In questi giorni, dunque, l’autorevole rivista scientifica Nature, ha pubblicato lo studio condotto dal gruppo di ricerca guidato da Antonio Scala, ricercatore CNR e presidente della Big data in Health Society, e da Walter Quattrociocchi, ricercatore della Università “Ca’ Foscari” di Venezia, dal titolo “The COVID-19 Social Media Infodemic”. In breve, nel paper scientifico disponibile su Nature i ricercatori individuano il tasso “infodemico” di base per ciascuna piattaforma social. Dove per infodemia s’intende la circolazione incontrollata di una quantità eccessiva di informazioni (anche non attendibili) che rendono estremamente difficile al grande pubblico orientarsi su uno specifico argomento, in questo caso il coronavirus.
“Si tratta di un’analisi comparativa dei flussi di informazione su cinque social media – sottolinea Antonio Scala – Analizzando il coinvolgimento e l’interesse degli utenti sull’argomento COVID-19, abbiamo potuto valutare l’evoluzione delle discussioni su ciascuna piattaforma e, in analogia con i modelli epidemici reali, analizzare la diffusione delle informazioni sul modello di un’equivalenza tra epidemia ed infodemia”.
Durante le fasi iniziali dell’epidemia di COVID-19, il team guidato da Scala e Quattrociocchi ha analizzato un set di dati contenente oltre 8 milioni di commenti e post per un arco di tempo di 45 giorni e pubblicati su Twitter, Instagram, YouTube, Reddit e Gab. Ciò ha permesso di “comprendere” la dinamica dei flussi informativi dedicati a COVID-19 sui social media, registrando partecipazione e interesse crescente fino a divenire appunto un’infodemia.

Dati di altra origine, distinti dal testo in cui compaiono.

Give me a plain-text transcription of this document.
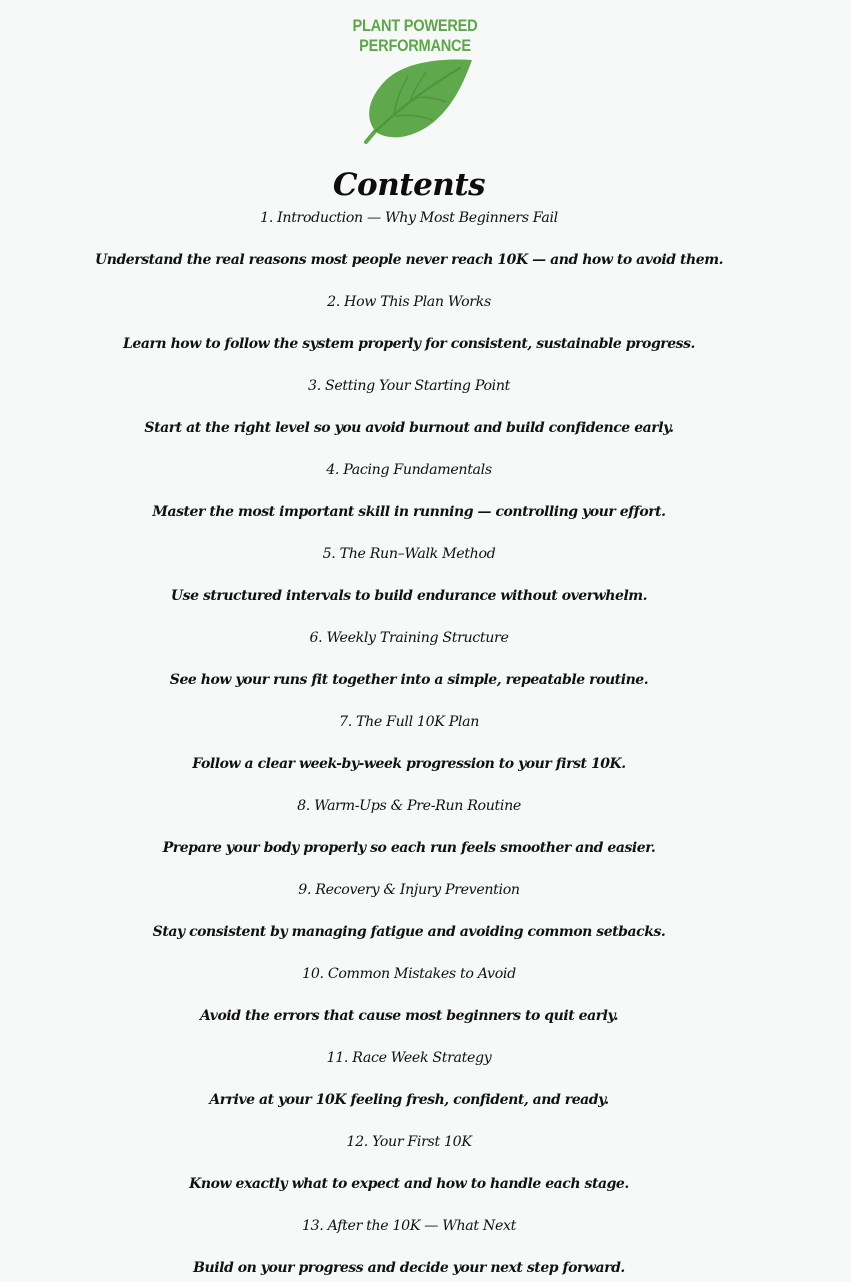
PLANT POWERED
PERFORMANCE
Contents
1. Introduction — Why Most Beginners Fail
Understand the real reasons most people never reach 10K — and how to avoid them.
2. How This Plan Works
Learn how to follow the system properly for consistent, sustainable progress.
3. Setting Your Starting Point
Start at the right level so you avoid burnout and build confidence early.
4. Pacing Fundamentals
Master the most important skill in running — controlling your effort.
5. The Run–Walk Method
Use structured intervals to build endurance without overwhelm.
6. Weekly Training Structure
See how your runs fit together into a simple, repeatable routine.
7. The Full 10K Plan
Follow a clear week-by-week progression to your first 10K.
8. Warm-Ups & Pre-Run Routine
Prepare your body properly so each run feels smoother and easier.
9. Recovery & Injury Prevention
Stay consistent by managing fatigue and avoiding common setbacks.
10. Common Mistakes to Avoid
Avoid the errors that cause most beginners to quit early.
11. Race Week Strategy
Arrive at your 10K feeling fresh, confident, and ready.
12. Your First 10K
Know exactly what to expect and how to handle each stage.
13. After the 10K — What Next
Build on your progress and decide your next step forward.
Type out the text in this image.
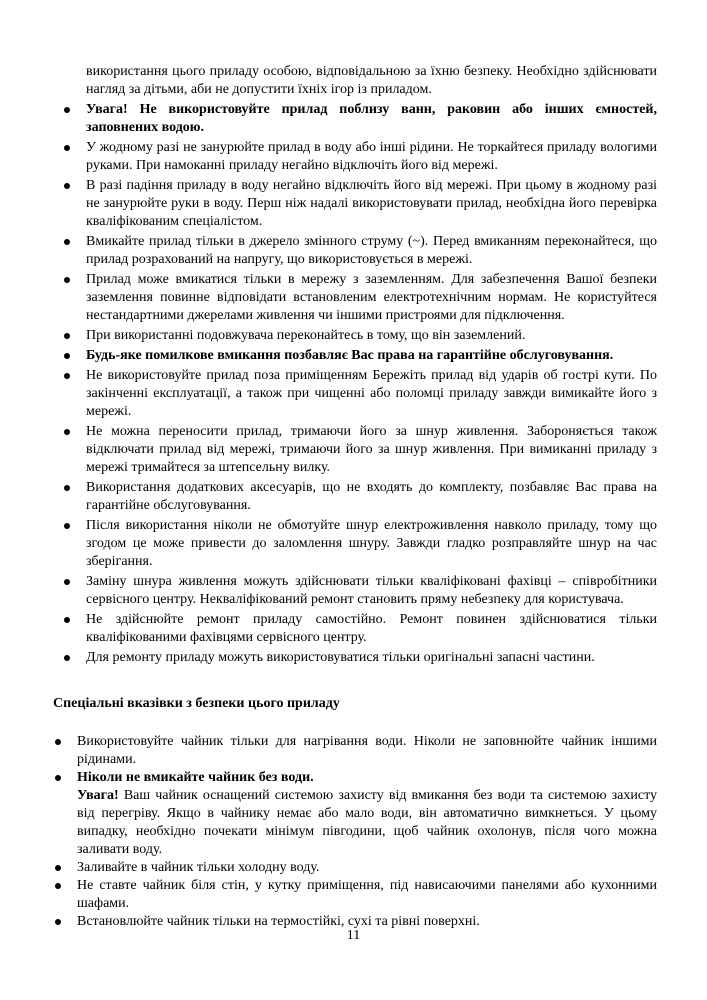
використання цього приладу особою, відповідальною за їхню безпеку. Необхідно здійснювати нагляд за дітьми, аби не допустити їхніх ігор із приладом.

Увага! Не використовуйте прилад поблизу ванн, раковин або інших ємностей, заповнених водою.
У жодному разі не занурюйте прилад в воду або інші рідини. Не торкайтеся приладу вологими руками. При намоканні приладу негайно відключіть його від мережі.
В разі падіння приладу в воду негайно відключіть його від мережі. При цьому в жодному разі не занурюйте руки в воду. Перш ніж надалі використовувати прилад, необхідна його перевірка кваліфікованим спеціалістом.
Вмикайте прилад тільки в джерело змінного струму (~). Перед вмиканням переконайтеся, що прилад розрахований на напругу, що використовується в мережі.
Прилад може вмикатися тільки в мережу з заземленням. Для забезпечення Вашої безпеки заземлення повинне відповідати встановленим електротехнічним нормам. Не користуйтеся нестандартними джерелами живлення чи іншими пристроями для підключення.
При використанні подовжувача переконайтесь в тому, що він заземлений.
Будь-яке помилкове вмикання позбавляє Вас права на гарантійне обслуговування.
Не використовуйте прилад поза приміщенням Бережіть прилад від ударів об гострі кути. По закінченні експлуатації, а також при чищенні або поломці приладу завжди вимикайте його з мережі.
Не можна переносити прилад, тримаючи його за шнур живлення. Забороняється також відключати прилад від мережі, тримаючи його за шнур живлення. При вимиканні приладу з мережі тримайтеся за штепсельну вилку.
Використання додаткових аксесуарів, що не входять до комплекту, позбавляє Вас права на гарантійне обслуговування.
Після використання ніколи не обмотуйте шнур електроживлення навколо приладу, тому що згодом це може привести до заломлення шнуру. Завжди гладко розправляйте шнур на час зберігання.
Заміну шнура живлення можуть здійснювати тільки кваліфіковані фахівці – співробітники сервісного центру. Некваліфікований ремонт становить пряму небезпеку для користувача.
Не здійснюйте ремонт приладу самостійно. Ремонт повинен здійснюватися тільки кваліфікованими фахівцями сервісного центру.
Для ремонту приладу можуть використовуватися тільки оригінальні запасні частини.
Спеціальні вказівки з безпеки цього приладу
Використовуйте чайник тільки для нагрівання води. Ніколи не заповнюйте чайник іншими рідинами.
Ніколи не вмикайте чайник без води.
Увага! Ваш чайник оснащений системою захисту від вмикання без води та системою захисту від перегріву. Якщо в чайнику немає або мало води, він автоматично вимкнеться. У цьому випадку, необхідно почекати мінімум півгодини, щоб чайник охолонув, після чого можна заливати воду.
Заливайте в чайник тільки холодну воду.
Не ставте чайник біля стін, у кутку приміщення, під нависаючими панелями або кухонними шафами.
Встановлюйте чайник тільки на термостійкі, сухі та рівні поверхні.
11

I risultati dello studio indicano che gli utenti delle piattaforme tradizionali sono meno suscettibili alla diffusione di informazioni da fonti discutibili, ma che le informazioni provenienti da agenzie di stampa contrassegnate come affidabili o discutibili non presentano differenze significative nel modo in cui si diffondono. Questo risultato falsifica l’affermazione secondo cui “le notizie false viaggiano più veloci di quelle vere”. In particolare, i risultati sottolineano come i modelli di interazione di ciascun social media combinati con la peculiarità del pubblico di ciascuna piattaforma svolgano un ruolo fondamentale nella diffusione di informazioni e disinformazione.

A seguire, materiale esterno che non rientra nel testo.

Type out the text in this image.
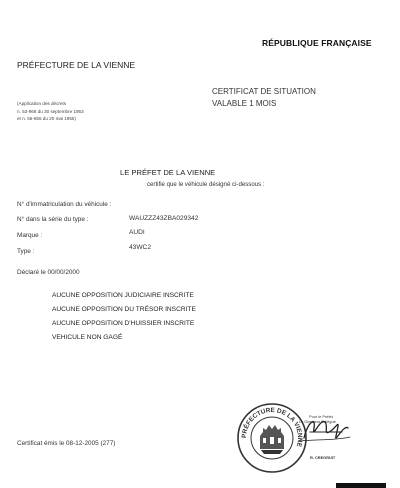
RÉPUBLIQUE FRANÇAISE
PRÉFECTURE DE LA VIENNE
CERTIFICAT DE SITUATION
VALABLE 1 MOIS
(Application des décrets
n. 53-968 du 30 septembre 1953
et n. 55-655 du 20 mai 1955)
LE PRÉFET DE LA VIENNE
certifie que le véhicule désigné ci-dessous :
N° d'immatriculation du véhicule :
N° dans la série du type :	WAUZZZ43ZBA029342
Marque :	AUDI
Type :
43WC2
Déclaré le 00/00/2000
AUCUNE OPPOSITION JUDICIAIRE INSCRITE
AUCUNE OPPOSITION DU TRÉSOR INSCRITE
AUCUNE OPPOSITION D'HUISSIER INSCRITE
VEHICULE NON GAGÉ
PRÉFECTURE DE LA VIENNE
Pour le Préfet
Le Directeur Délégué
R. CREGRUIT
Certificat émis le 08-12-2005 (277)
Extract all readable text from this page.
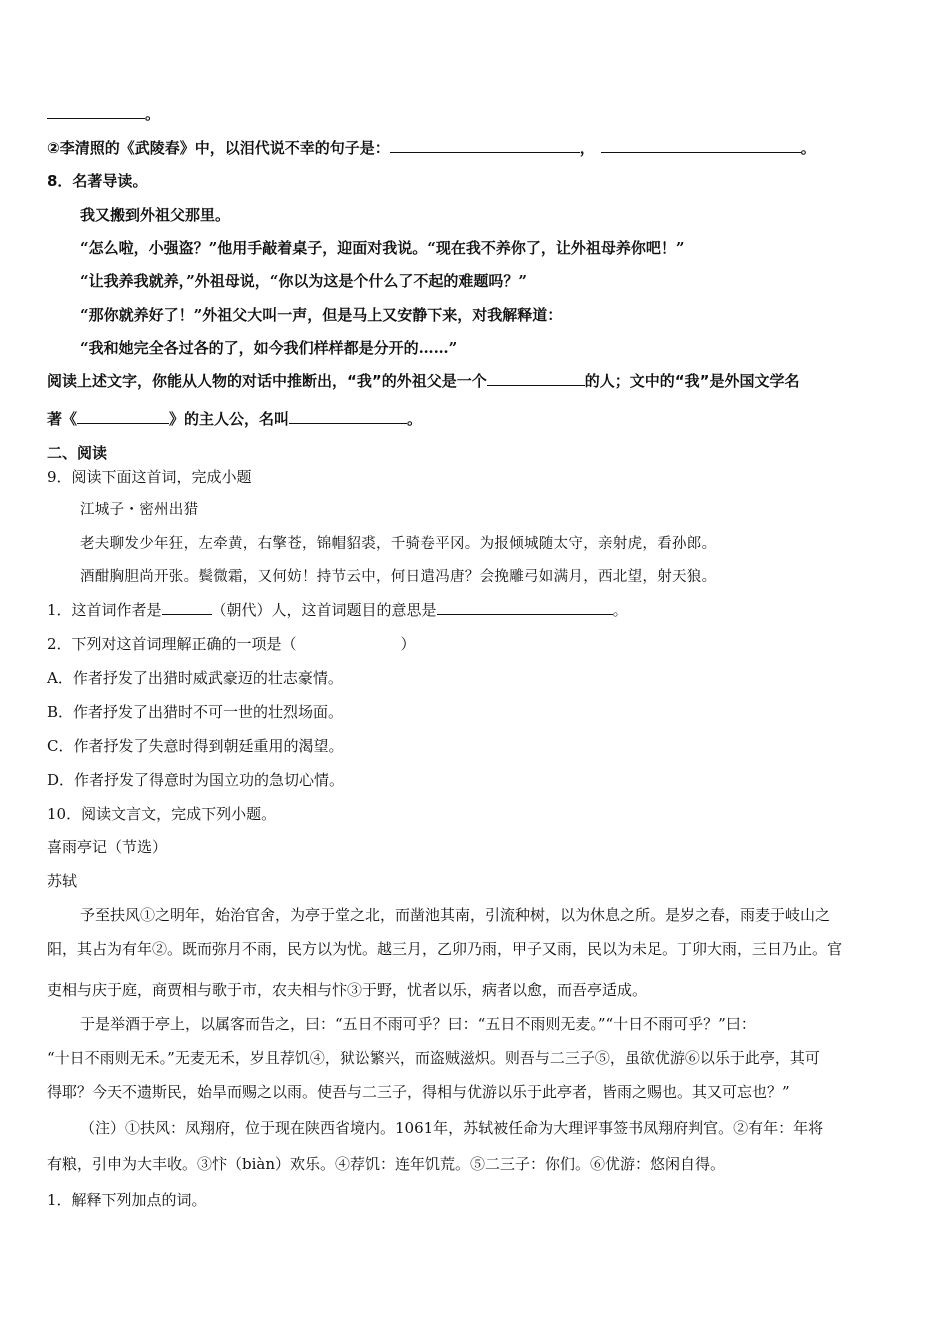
。
②李清照的《武陵春》中，以泪代说不幸的句子是：	，	。
8．名著导读。
我又搬到外祖父那里。
“怎么啦，小强盗？”他用手敲着桌子，迎面对我说。“现在我不养你了，让外祖母养你吧！”
“让我养我就养，”外祖母说，“你以为这是个什么了不起的难题吗？”
“那你就养好了！”外祖父大叫一声，但是马上又安静下来，对我解释道：
“我和她完全各过各的了，如今我们样样都是分开的……”
阅读上述文字，你能从人物的对话中推断出，“我”的外祖父是一个	的人；文中的“我”是外国文学名
著《	》的主人公，名叫	。
二、阅读
9．阅读下面这首词，完成小题
江城子・密州出猎
老夫聊发少年狂，左牵黄，右擎苍，锦帽貂裘，千骑卷平冈。为报倾城随太守，亲射虎，看孙郎。
酒酣胸胆尚开张。鬓微霜，又何妨！持节云中，何日遣冯唐？会挽雕弓如满月，西北望，射天狼。
1．这首词作者是	（朝代）人，这首词题目的意思是	。
2．下列对这首词理解正确的一项是（	）
A．作者抒发了出猎时威武豪迈的壮志豪情。
B．作者抒发了出猎时不可一世的壮烈场面。
C．作者抒发了失意时得到朝廷重用的渴望。
D．作者抒发了得意时为国立功的急切心情。
10．阅读文言文，完成下列小题。
喜雨亭记（节选）
苏轼
予至扶风①之明年，始治官舍，为亭于堂之北，而凿池其南，引流种树，以为休息之所。是岁之春，雨麦于岐山之
阳，其占为有年②。既而弥月不雨，民方以为忧。越三月，乙卯乃雨，甲子又雨，民以为未足。丁卯大雨，三日乃止。官
吏相与庆于庭，商贾相与歌于市，农夫相与忭③于野，忧者以乐，病者以愈，而吾亭适成。
于是举酒于亭上，以属客而告之，曰：“五日不雨可乎？曰：“五日不雨则无麦。”“十日不雨可乎？”曰：
“十日不雨则无禾。”无麦无禾，岁且荐饥④，狱讼繁兴，而盗贼滋炽。则吾与二三子⑤，虽欲优游⑥以乐于此亭，其可
得耶？今天不遗斯民，始旱而赐之以雨。使吾与二三子，得相与优游以乐于此亭者，皆雨之赐也。其又可忘也？”
（注）①扶风：凤翔府，位于现在陕西省境内。1061年，苏轼被任命为大理评事签书凤翔府判官。②有年：年将
有粮，引申为大丰收。③忭（biàn）欢乐。④荐饥：连年饥荒。⑤二三子：你们。⑥优游：悠闲自得。
1．解释下列加点的词。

“Tra i principali social media, notiamo che Twitter è il più neutrale, produce cioè volumi simili di post da fonti dubbie e mainstream – conclude Walter Quattrociocchi – mentre YouTube probabilmente filtra molto di più le fonti inaffidabili, tanto che il volume dei post mainstream è circa dieci volte maggiore di quelli dubbi e l’attenzione verso i post dubbi è tre volte minore rispetto a quelli mainstream. Tra i social minori, Reddit riduce della metà l’impatto dei post dubbi, mentre Gab li amplifica fortemente. In sintesi, l’amplificazione di informazioni da fonti considerate più o meno attendibili e verificate dipende effettivamente dalla piattaforma usata. Nei social media più popolari, il numero di post inaffidabili rappresenta una piccola frazione di quelli affidabili”.